IQ, EQ, SQ, MQ... haben wir nicht schon genügend Quotienten? Wir sollen "allgemein" intelligent sein, also Probleme des Sprachlichen, der Mathematik oder der Orientierung lösen können (IQ). Es ist wichtig, "intelligent" mit zwischenmenschlichen Situationen umzugehen (EQ). Wir sollen unsere spirituelle Seite nicht vernachlässigen und "intelligent" mit der Sinnfrage des Lebens umgehen (SQ). Und natürlich ist auch Souveränität in Bezug auf moralische Probleme oder Fragen nach Recht und Fairness gefragt.

Galt vor 30 Jahren noch ein hoher IQ als Adelung der Person, so macht es heute - wie im Radio - der Mix. Nicht eine Intelligenz ist wichtig, multiple Intelligenzen sind in jedem Menschen zu erkennen und zu fördern. Mindestens acht sind heute schon identifiziert. Ist also eigentlich nicht schon alles zum Q-Thema gesagt?

Wir meinen, nein. Wir meinen, dass bei all diesen Intelligenzen etwas zu kurz kommt, das früher hoch im Kurs stand: das reflektierende Denken oder auch das Nach-denken.

Zahlenreihen fortsetzen zu können, unpassende Worte in einer Liste erkennen zu können, Empathie zu empfinden, fairen Umgang zu üben und auch über die harte materielle Welt hinaus zu blicken sind wünschenswerte Fähigkeiten. Ohne Frage. Aber war das denn schon alles? Zu welcher Intelligenz ließe sich z.B. die Fähigkeit rechnen, über diese Intelligenzen nachzudenken? Zu welcher Intelligenz gehören die kritische Fragen, die uns nach der IQ-Hype nun auch EQ etc. beschert haben? Welche Intelligenz hilft die Veränderungen der letzten 30 Jahre in der Sichtweise auf Intelligenzen zu bewältigen?

Wir meinen, dass dazu weder IQ, noch EQ, noch SQ ausreichen.

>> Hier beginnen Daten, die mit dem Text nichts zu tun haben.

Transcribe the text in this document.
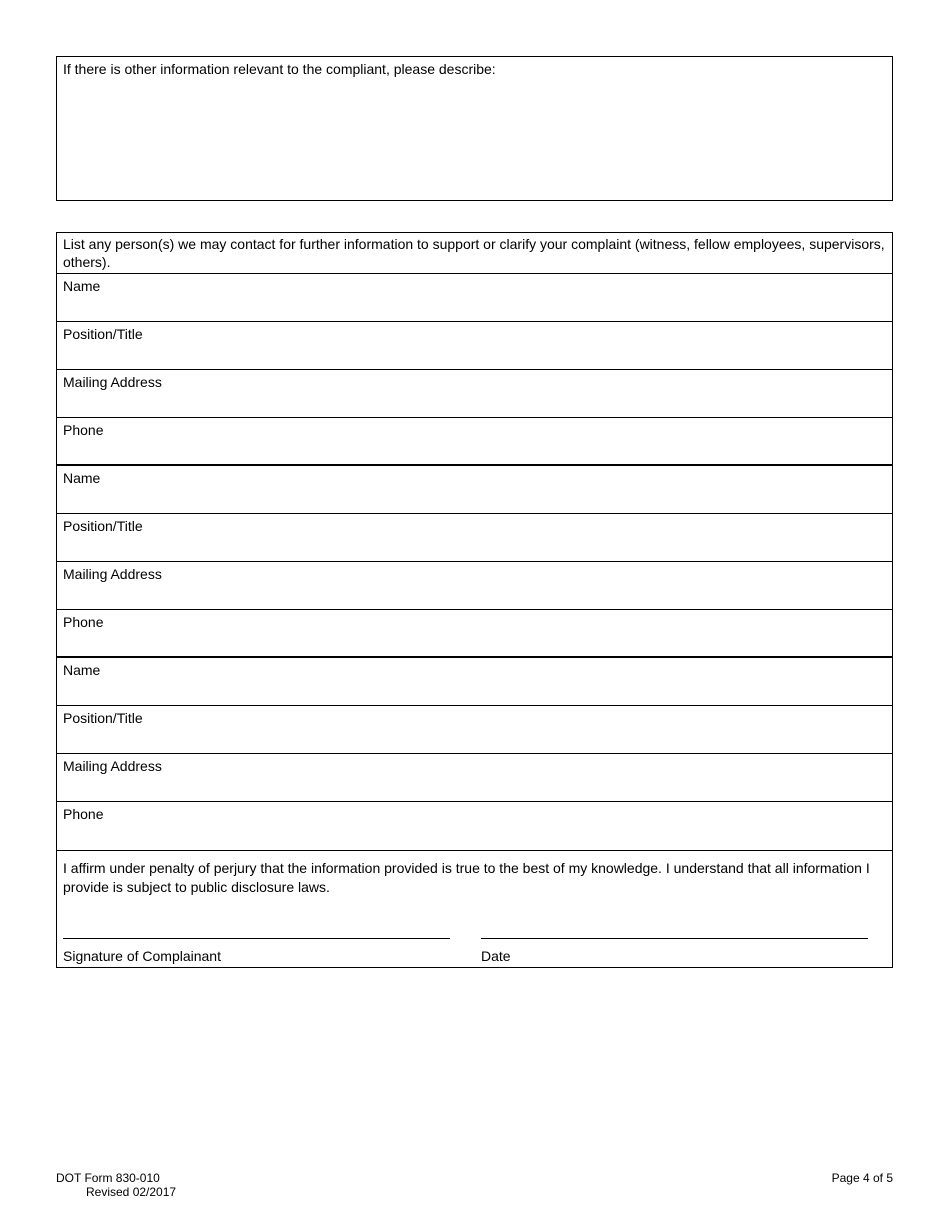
If there is other information relevant to the compliant, please describe:
List any person(s) we may contact for further information to support or clarify your complaint (witness, fellow employees, supervisors, others).
Name
Position/Title
Mailing Address
Phone
Name
Position/Title
Mailing Address
Phone
Name
Position/Title
Mailing Address
Phone
I affirm under penalty of perjury that the information provided is true to the best of my knowledge. I understand that all information I provide is subject to public disclosure laws.
Signature of Complainant	Date
DOT Form 830-010
Revised 02/2017
Page 4 of 5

Vielmehr scheint es nützlich, eine Intelligenz - oder allgemeiner: eine Haltung und Fähigkeiten - zu kultivieren, die Brücken schlägt zwischen den Intelligenzen. Der Mensch braucht ein Gegengewicht für zuviel IQ oder auch zuviel EQ. Und dieses Gegengewicht sehen wir aus seiner Fähigkeit zur Bewusstheit entspringen. Deshalb beschreibt PQ für uns auch zunächst eine Haltung. PQ nimmt seinen Ausgang mehr im Sein, denn im Haben. Es ist für uns Fundament und Rahmen für das Spiel der anderen Intelligenzen.

PQ statt PH haben wir dann als Akronym gewählt, ganz einfach um die Nähe zu den anderen Intelligenzen auszudrücken. Und - wir wollen es nicht verschweigen - auch Marketingüberlegungen haben ihren Teil dazu beigetragen. Denn eine gute Idee - und dafür halten wir PQ ;-) - ist nichts, solange sie sich nicht auf einen prägnanten Punkt bringen lässt, der in den Köpfen hängen bleibt. PQ in Anlehnung an IQ, EQ usw. schien uns da ein attraktives Etikett für das Meme "Philosophische Haltung".